In 1956 the school began construction on the new gym. I thought the old gym was just fine because that’s where Dad’s team practiced and the town didn’t need a new one. But no one asked for my opinion, because I was four-years-old. At least the junior high team still used the old gym to practice.
The new gym was ready for the 1957 basketball season, and since Dad was the official scorer, I got to attend the games. I would sit at the scorers table and watch the players battle each other. Sometimes, we would attend the road games. Those were special because I got to visit other small towns. Clay City, Noble, Cisne, Sumner, Dieterich, Louisville, Patoka, Ramsay and Farina were other teams in the Midland Trail Conference over the years. Might be when I developed a love for small town America.
The new gym was so different than the old one. It was huge! Twice the size! The main entrance was at the same level as the high school, but the court was lower. Built into the ground. Kinda like the Big House where the University of Michigan plays football. Our gym was just a bit smaller. The capacity might have been 500. Maybe less. There were several rows of bleachers in a horseshoe around the court. It was much brighter in the new gym, and the roof was curved. I don’t don’t who designed it, but I’ve never seen another one quite like it. Everything was shiny and new. The floor gleamed in the light. I remember buying pop and a bag of popcorn and getting change back from my quarter. Or maybe a dollar, but it was cheap by today’s standards.
Basketball was important in small towns across Illinois. Perhaps not to the same extent as in Indiana and Kentucky where high school basketball was a religion, but close. The best basketball was played in small gyms across towns in the southern third of the state. Check the list of state champions, and you’ll find the names: Centralia, Mount Vernon, Herrin, Marion, Collinsville, Pinckneyville. All towns in southern Illinois. I idolized the players in their colorful uniforms and longed for the day I would play on the same court.

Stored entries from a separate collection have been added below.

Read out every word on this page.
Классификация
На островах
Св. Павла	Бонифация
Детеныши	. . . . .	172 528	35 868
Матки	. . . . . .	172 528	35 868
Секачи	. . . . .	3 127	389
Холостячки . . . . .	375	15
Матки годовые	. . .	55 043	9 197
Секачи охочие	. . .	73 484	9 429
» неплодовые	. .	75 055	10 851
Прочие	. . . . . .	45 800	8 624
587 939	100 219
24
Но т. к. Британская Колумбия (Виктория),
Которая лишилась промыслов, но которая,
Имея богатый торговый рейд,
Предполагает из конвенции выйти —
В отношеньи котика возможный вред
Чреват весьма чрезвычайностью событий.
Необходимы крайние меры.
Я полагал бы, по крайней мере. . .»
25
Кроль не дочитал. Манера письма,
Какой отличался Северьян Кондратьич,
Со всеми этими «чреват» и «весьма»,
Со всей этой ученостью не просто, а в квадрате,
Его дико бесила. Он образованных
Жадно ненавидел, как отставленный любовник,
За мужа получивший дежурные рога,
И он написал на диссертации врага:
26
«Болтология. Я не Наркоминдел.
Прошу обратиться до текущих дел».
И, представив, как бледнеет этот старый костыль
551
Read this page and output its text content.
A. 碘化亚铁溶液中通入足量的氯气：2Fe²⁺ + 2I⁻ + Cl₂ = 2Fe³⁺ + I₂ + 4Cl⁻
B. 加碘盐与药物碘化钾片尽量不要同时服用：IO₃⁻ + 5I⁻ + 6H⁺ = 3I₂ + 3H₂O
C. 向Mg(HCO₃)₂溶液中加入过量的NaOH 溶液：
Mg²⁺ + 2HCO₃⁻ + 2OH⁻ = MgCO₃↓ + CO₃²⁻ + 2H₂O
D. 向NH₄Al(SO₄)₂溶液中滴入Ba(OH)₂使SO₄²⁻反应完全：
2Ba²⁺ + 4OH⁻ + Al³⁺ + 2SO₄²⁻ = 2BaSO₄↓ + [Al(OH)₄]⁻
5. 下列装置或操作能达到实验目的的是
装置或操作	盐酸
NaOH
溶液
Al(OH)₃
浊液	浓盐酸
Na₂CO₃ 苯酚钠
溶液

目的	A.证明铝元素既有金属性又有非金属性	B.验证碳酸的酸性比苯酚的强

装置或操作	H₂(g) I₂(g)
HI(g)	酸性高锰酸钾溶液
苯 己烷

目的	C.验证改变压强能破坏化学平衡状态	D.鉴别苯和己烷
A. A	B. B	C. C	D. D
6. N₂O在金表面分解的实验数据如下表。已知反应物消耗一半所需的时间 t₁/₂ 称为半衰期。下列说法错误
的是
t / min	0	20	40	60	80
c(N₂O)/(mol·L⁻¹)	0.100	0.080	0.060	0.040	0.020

Both the old and new gyms were used for more than basketball games. School plays, class carnivals, homecomings and proms would take place on the stage and floor. I suppose I’m saying the high school gym was a hub of activity in many small towns.
We moved away from Kinmundy in 1963, but would often return for visits because that’s where Mom’s family lived. I continued to play basketball because I loved the feel of a leather ball in my hands and the sound of a shot swishing through the net, and over the years I played in many different gyms against players of different skill levels. I played in high school and beyond. I finally stopped playing park district basketball at age 39.
Sixty years ago I was ten years old and in fifth grade. Mr. Woods was our teacher, and he became my first official basketball coach. We weren’t old enough to play on the junior high team, but Mr. Woods organized a team for us. We even had uniforms. Jerseys with numbers at least. He scheduled games against other elementary schools in the area. Some were at home in our elementary school, others were away games. Back then there were still small schools out in the country. Not exactly the one-room schools of Mom’s era, but only slightly larger. The game I remember most vividly took place in the new high school gym. I don’t remember who the opponent was, but it didn’t matter. I would like to think my team won the game, and I made the winning shot, but that’s probably not what happened. The important thing to me was I was playing on the same court as my heroes, and my sneakers made the same sounds.